Santa Maria degli Angeli: dieci anni di J’Angeli 800 – Palio del Cupolone

palio del cupolone

Dal 12 al 20 giugno 2026 Santa Maria degli Angeli si prepara a vivere un momento storico: la 10ª edizione di J’Angeli 800 – Palio del Cupolone, traguardo significativo per una rievocazione che in un decennio è diventata uno degli appuntamenti culturali e identitari più riconosciuti del territorio. Un evento capace di coniugare ricerca storica, spettacolo dal vivo e partecipazione popolare, coinvolgendo centinaia di figuranti e un pubblico in costante crescita.

Nato nel 2016 grazie all’impegno dei Priori Serventi di quell’anno, il Palio è cresciuto fino a trasformarsi in un progetto culturale partecipativo, dedicato alla valorizzazione delle vicende storiche dell’Ottocento. Il decennale sarà celebrato con un’edizione speciale, arricchita da eventi collaterali e iniziative culturali pensate per ampliare il coinvolgimento della comunità.

Nove giorni nell’Ottocento

Per nove giorni la città si trasformerà in un grande scenario ottocentesco: cortei storici, spettacoli teatrali in piazza, giochi popolari e sfide agonistiche animeranno il centro urbano. Protagonisti assoluti saranno i tre rioni — Campo, Fornaci e Ponte Rosso — impegnati in una competizione che unisce dimensione artistica e spirito comunitario, con l’obiettivo di conquistare l’ambito Palio del Cupolone, lo stendardo simbolo dell’orgoglio rionale realizzato quest’anno dall’artista Francesca Capitini.

Accanto alla competizione degli adulti torna anche il Minipalio, che coinvolge ragazzi e ragazze dai 10 ai 16 anni nei tradizionali Giochi dei Muje, contribuendo a trasmettere valori, memoria e senso di appartenenza alle nuove generazioni.

Il teatro in piazza: cuore della rievocazione

Momento centrale dell’evento saranno le rappresentazioni teatrali in piazza, trasformata in un grande teatro all’aperto dal 15 al 17 giugno.

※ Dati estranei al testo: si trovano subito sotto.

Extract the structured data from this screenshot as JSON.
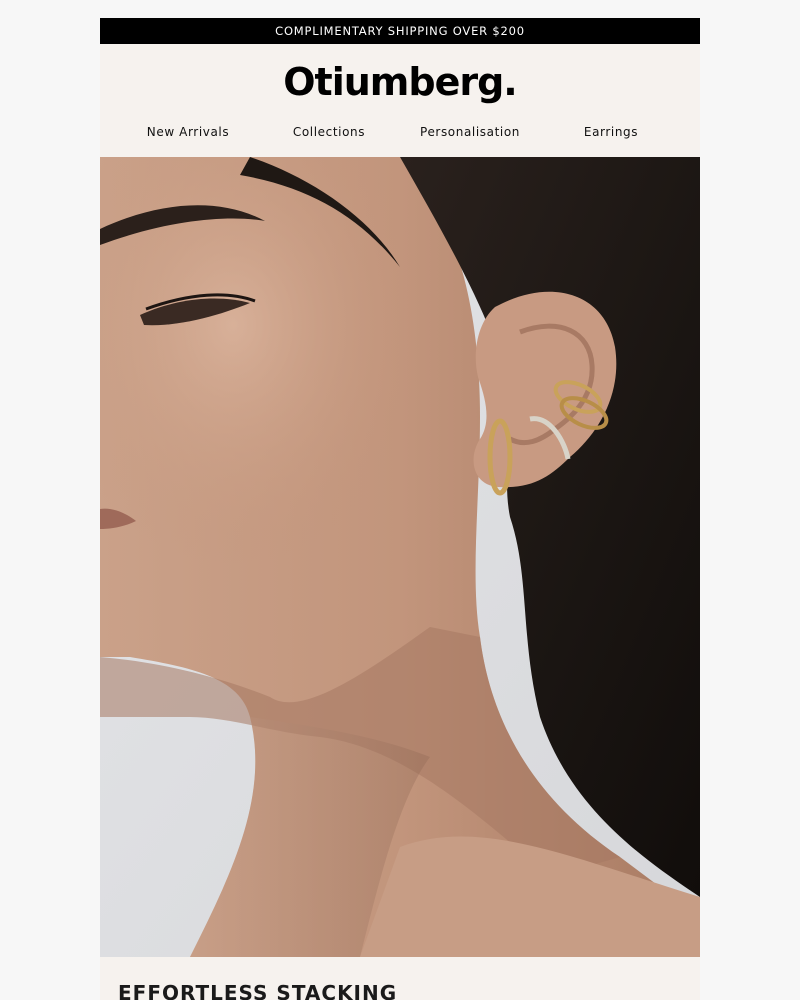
{
  "promo": {
    "text": "COMPLIMENTARY SHIPPING OVER $200"
  },
  "brand": {
    "logo_text": "Otiumberg."
  },
  "nav": {
    "items": [
      {
        "label": "New Arrivals"
      },
      {
        "label": "Collections"
      },
      {
        "label": "Personalisation"
      },
      {
        "label": "Earrings"
      }
    ]
  },
  "hero": {
    "subject": "woman-profile-wearing-gold-ear-cuffs"
  },
  "section": {
    "title": "EFFORTLESS STACKING"
  },
  "colors": {
    "promo_bg": "#000000",
    "promo_text": "#ffffff",
    "header_bg": "#f6f2ee",
    "page_bg": "#f7f7f7",
    "gold": "#c9a25a"
  }
}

I temi scelti dai rioni sono stati ufficializzati:

  • Rione Ponte Rosso: “Mejo esse Tegamino”, affresco popolare dell’Umbria di fine Ottocento.
  • Rione Fornaci: “La Scuola Democratica ossia il Vero Repubblicano”, viaggio tra ideali civili e fermento culturale dell’epoca.
  • Rione del Campo: “Voci di carta”, racconto storico e sentimentale che intreccia cronache e memoria locale.

Gli spettacoli nascono da un articolato lavoro di ricerca storica e drammaturgica, con scenografie, costumi, musiche, recitazione e coreografie capaci di coniugare rigore documentale e coinvolgimento emotivo.

Le gare e la sfida per il Palio

Oltre al teatro, i rioni si confronteranno in altre tre appassionanti competizioni: cortei storici, giochi popolari e il gioco della Fabbrica. Il punteggio complessivo decreterà il vincitore della 10ª edizione, rendendo ogni prova decisiva per l’assegnazione dello stendardo.

Tradizione, sapori e convivialità

La Locanda “Posta e Cavalli” e il “Bar 800” saranno spazi privilegiati di accoglienza e socialità, pensati per chi desidera vivere la piazza con tutti i sensi. Qui il Palio si assapora anche attraverso profumi e sapori della tradizione locale: i piatti, preparati con cura da volontarie e volontari sotto la guida dello chef Oriano Broccatelli, offriranno un equilibrio tra autenticità, qualità e spirito comunitario.

Un’esperienza che unisce comunità e memoria

Il Palio del Cupolone si conferma molto più di uno spettacolo: è un’esperienza immersiva in cui comunità, memoria, cultura e convivialità si intrecciano nella splendida piazza cittadina.

La magia della storia è pronta a tornare protagonista a Santa Maria degli Angeli, in un’edizione che celebrerà dieci anni di passione, partecipazione e identità condivisa, consolidando il ruolo della rievocazione come patrimonio vivo della comunità.